In an emailed response to Reuters, the FAA said it investigated safety concerns raised by a whistleblower, Charles Shi, and substantiated two of his allegations. One was addressed and closed, and the other “remains open until the corrective action is fully implemented by Boeing and verified by the FAA.” It did not elaborate. Boeing said it and Moog “had already assessed these two issues and taken all necessary corrective actions.” It stressed that “the safety of the flying public is our primary concern.”
Moog said it “promptly and properly investigated” the irregularities. “The suspect parts – none of which are flight safety critical – were determined to meet specifications,” it said.
According to the FAA report, more than 720 hours of stress-testing the parts at Moog showed no failures, and it was agreed with Boeing to leave them on the planes.
The FAA began investigating Moog parts in March 2016 after Shi, a former Moog supply chain manager for Far East Asia, ed its whistleblower hotline, according to Shi and copies of emails between him and the regulator.
Shi had previously raised concerns at Moog about Suzhou New Hongji Precision Parts Co Ltd (NHJ), a supplier he said had faked certificates, outsourced work and used substitute material without Moog’s knowledge, according to copies of emails between Shi and his colleagues seen by Reuters.
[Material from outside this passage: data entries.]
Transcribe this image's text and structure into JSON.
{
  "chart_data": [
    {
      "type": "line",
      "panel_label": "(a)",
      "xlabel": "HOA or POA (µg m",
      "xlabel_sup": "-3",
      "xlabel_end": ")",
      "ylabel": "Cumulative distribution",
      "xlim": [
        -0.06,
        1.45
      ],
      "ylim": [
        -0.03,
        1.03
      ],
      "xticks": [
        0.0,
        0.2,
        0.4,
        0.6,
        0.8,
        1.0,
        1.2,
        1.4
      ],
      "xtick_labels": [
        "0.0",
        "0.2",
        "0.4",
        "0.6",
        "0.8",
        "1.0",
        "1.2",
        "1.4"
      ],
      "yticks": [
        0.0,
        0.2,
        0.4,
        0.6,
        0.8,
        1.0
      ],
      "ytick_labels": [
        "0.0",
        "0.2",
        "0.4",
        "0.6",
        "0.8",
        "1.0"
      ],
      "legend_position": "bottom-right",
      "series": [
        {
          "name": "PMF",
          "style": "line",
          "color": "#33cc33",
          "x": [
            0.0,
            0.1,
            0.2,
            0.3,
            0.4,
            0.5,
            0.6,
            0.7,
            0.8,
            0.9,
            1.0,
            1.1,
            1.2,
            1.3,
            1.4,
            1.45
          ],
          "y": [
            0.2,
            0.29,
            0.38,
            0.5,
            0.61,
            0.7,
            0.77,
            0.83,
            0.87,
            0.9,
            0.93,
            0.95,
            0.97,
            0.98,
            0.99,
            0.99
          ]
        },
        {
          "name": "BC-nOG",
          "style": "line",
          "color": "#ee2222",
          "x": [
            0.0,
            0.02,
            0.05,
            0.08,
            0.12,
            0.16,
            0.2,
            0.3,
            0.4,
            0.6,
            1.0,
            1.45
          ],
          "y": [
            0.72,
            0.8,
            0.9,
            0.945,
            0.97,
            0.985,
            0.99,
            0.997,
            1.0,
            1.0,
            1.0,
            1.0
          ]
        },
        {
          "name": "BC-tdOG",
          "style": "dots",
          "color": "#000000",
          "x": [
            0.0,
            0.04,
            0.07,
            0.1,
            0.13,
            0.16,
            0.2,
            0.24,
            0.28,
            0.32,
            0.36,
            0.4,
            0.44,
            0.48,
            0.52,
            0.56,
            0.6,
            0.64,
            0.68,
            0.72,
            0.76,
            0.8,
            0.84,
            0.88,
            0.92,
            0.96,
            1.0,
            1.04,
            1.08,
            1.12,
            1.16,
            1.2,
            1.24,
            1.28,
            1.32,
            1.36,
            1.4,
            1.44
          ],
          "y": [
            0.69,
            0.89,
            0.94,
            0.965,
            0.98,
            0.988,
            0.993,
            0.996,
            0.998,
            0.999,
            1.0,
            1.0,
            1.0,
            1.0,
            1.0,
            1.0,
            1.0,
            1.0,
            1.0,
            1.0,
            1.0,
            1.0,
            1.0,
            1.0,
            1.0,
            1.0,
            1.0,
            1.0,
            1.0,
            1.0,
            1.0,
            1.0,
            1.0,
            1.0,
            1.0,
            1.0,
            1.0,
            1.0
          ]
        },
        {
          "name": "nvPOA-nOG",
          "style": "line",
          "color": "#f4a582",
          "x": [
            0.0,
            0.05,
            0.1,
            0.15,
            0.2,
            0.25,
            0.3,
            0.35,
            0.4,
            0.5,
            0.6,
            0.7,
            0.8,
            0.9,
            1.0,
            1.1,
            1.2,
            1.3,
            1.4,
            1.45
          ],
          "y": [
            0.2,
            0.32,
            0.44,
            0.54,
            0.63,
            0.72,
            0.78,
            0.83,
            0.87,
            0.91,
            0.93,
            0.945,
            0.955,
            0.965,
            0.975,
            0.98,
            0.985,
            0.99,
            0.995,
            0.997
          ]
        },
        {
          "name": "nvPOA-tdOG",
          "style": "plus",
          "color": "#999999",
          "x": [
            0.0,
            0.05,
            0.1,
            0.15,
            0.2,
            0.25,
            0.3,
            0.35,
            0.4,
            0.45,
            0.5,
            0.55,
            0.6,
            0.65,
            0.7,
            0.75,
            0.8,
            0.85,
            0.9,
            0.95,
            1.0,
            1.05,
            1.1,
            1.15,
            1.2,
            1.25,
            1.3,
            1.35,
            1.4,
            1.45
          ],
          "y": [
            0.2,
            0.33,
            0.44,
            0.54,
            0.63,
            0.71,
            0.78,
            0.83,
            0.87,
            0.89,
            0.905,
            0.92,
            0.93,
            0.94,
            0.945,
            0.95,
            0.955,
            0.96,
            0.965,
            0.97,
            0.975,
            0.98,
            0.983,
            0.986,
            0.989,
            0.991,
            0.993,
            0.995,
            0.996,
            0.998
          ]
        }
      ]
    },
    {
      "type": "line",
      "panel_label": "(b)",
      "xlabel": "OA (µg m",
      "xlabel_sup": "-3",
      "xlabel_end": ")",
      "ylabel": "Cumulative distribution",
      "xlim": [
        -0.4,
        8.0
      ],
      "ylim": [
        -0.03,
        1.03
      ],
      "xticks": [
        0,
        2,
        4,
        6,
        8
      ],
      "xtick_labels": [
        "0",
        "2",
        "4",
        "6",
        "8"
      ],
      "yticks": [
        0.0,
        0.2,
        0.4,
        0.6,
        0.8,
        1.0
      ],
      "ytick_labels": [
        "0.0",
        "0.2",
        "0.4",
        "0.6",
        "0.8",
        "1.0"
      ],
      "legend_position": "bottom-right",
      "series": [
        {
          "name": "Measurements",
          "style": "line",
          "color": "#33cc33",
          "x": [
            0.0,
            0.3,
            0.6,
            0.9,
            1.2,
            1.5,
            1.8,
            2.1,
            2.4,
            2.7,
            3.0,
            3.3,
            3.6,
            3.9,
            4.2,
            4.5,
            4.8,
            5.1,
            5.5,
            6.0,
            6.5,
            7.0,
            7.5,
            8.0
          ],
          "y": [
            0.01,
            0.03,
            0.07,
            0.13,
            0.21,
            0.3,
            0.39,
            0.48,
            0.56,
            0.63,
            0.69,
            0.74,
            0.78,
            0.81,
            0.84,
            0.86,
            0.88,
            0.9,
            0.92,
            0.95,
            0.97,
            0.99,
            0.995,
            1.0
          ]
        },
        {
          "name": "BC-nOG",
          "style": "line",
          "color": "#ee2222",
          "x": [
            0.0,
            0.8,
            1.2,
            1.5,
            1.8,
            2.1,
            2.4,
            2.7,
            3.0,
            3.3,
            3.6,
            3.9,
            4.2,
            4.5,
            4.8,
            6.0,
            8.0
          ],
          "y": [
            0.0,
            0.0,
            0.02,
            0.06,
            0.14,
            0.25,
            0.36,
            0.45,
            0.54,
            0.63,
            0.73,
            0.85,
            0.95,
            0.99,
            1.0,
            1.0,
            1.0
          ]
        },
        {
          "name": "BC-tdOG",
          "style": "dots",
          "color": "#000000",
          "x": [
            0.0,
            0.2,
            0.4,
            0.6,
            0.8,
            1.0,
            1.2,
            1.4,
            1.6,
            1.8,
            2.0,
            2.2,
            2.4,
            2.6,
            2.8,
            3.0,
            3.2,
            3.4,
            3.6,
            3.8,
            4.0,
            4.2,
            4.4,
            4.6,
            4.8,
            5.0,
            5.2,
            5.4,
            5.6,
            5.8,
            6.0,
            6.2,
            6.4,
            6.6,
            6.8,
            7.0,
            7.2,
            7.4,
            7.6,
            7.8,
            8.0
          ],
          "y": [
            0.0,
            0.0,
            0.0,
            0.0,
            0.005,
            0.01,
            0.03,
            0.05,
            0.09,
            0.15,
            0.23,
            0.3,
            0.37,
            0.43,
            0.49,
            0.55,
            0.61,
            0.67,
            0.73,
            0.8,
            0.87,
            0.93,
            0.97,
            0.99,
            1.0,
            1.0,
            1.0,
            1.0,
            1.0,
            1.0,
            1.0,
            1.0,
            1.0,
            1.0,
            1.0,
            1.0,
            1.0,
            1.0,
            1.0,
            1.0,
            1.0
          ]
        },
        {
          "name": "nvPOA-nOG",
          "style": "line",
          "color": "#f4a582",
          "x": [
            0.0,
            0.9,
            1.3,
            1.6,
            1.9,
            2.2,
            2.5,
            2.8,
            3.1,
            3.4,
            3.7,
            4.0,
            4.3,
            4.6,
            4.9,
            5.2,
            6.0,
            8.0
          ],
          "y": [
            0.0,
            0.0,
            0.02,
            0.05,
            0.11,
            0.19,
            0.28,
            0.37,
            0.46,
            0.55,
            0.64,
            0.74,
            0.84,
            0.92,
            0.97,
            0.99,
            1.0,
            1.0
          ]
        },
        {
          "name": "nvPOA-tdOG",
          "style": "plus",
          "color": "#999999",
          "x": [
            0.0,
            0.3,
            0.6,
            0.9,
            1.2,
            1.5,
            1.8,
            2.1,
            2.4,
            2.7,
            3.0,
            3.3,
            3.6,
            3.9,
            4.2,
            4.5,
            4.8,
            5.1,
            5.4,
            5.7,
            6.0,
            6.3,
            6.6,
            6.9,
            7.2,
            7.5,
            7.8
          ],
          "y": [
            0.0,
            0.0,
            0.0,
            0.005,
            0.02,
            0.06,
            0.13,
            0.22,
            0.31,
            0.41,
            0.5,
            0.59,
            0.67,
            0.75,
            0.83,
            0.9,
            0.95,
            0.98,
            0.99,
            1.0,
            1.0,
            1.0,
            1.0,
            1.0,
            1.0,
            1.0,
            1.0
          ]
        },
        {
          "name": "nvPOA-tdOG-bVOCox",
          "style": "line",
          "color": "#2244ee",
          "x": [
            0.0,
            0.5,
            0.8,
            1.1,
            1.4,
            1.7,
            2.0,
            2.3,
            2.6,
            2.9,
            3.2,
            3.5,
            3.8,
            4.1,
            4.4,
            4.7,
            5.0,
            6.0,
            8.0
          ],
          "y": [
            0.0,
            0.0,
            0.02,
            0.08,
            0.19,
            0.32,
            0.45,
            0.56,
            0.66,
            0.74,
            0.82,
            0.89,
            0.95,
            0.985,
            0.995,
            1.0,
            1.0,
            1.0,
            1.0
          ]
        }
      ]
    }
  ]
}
Reuters was unable to independently verify Shi’s claims.
Prompted by Shi’s concerns, Moog’s Shanghai-based supplier quality engineering (SQE) team carried out an internal probe into NHJ in August-September 2015, and found NHJ tried to fake a certificate for parts supplied to Moog, and outsourced manufacturing to a second-tier supplier, without telling Moog, internal emails show. It was not clear from the company emails which parts the certificate was for. Reuters could not determine why NHJ would do this.
“This is desperately frustrating and really means that one of the target growth suppliers in China cannot be trusted,” an SQE manager wrote in an Aug. 25 email. In its report, the FAA concluded that NHJ outsourced parts to an unapproved supplier, and a subcontractor fabricated production records and did not follow required manufacturing processes. The FAA did not concur with Shi’s allegations that NHJ used unapproved substitute material to make parts for Moog.
The FAA report also said the subcontractor, Nantong Shenhai Industrial Technology, which was responsible for coating parts with cadmium, baked parts for half the time it should have, and fabricated a production record.
NHJ general manager Li Jian denied the company committed the violations detailed in Moog’s internal emails or the FAA report. “They never mentioned these things to us during the check,” Li told Reuters. “Moog should have used official means to notify us, but we’ve not received any notification from Moog or the FAA.”
Moog says it doesn’t comment on its communications with suppliers. The FAA did not respond to a request for comment.
Cheng Daoguang, executive director at Nantong Shenhai, told Reuters: “Shenhai did not fabricate production process records and did not receive any visits or audits from the FAA.” He said the company processed parts for NHJ between February-June 2015.
Cheng said neither NHJ nor Moog gave clear instructions on which standards to follow, and Shenhai only learned it should have baked parts for longer during a subsequent visit by Shi in August 2015. NHJ’s Li declined to comment on the issues at Shenhai.
Shi said he approached the FAA after he was laid off by Moog. The company says Shi’s employment was ended as part of a “previously communicated global reorganization”, and was not related to him raising issues about the supplier’s quality.
“Mr. Shi did not expose anything that others within Moog’s supply chain organization were not or had not already responded to as part of the normal supply chain management process,” it said.
Shi says he has filed a complaint to the U.S. Department of Labor’s Occupational Safety and Health Administration against his dismissal by Moog on the grounds he was a whistleblower. A U.S. judge turned that down last month, saying he lacked jurisdiction. Shi says he is appealing that ruling.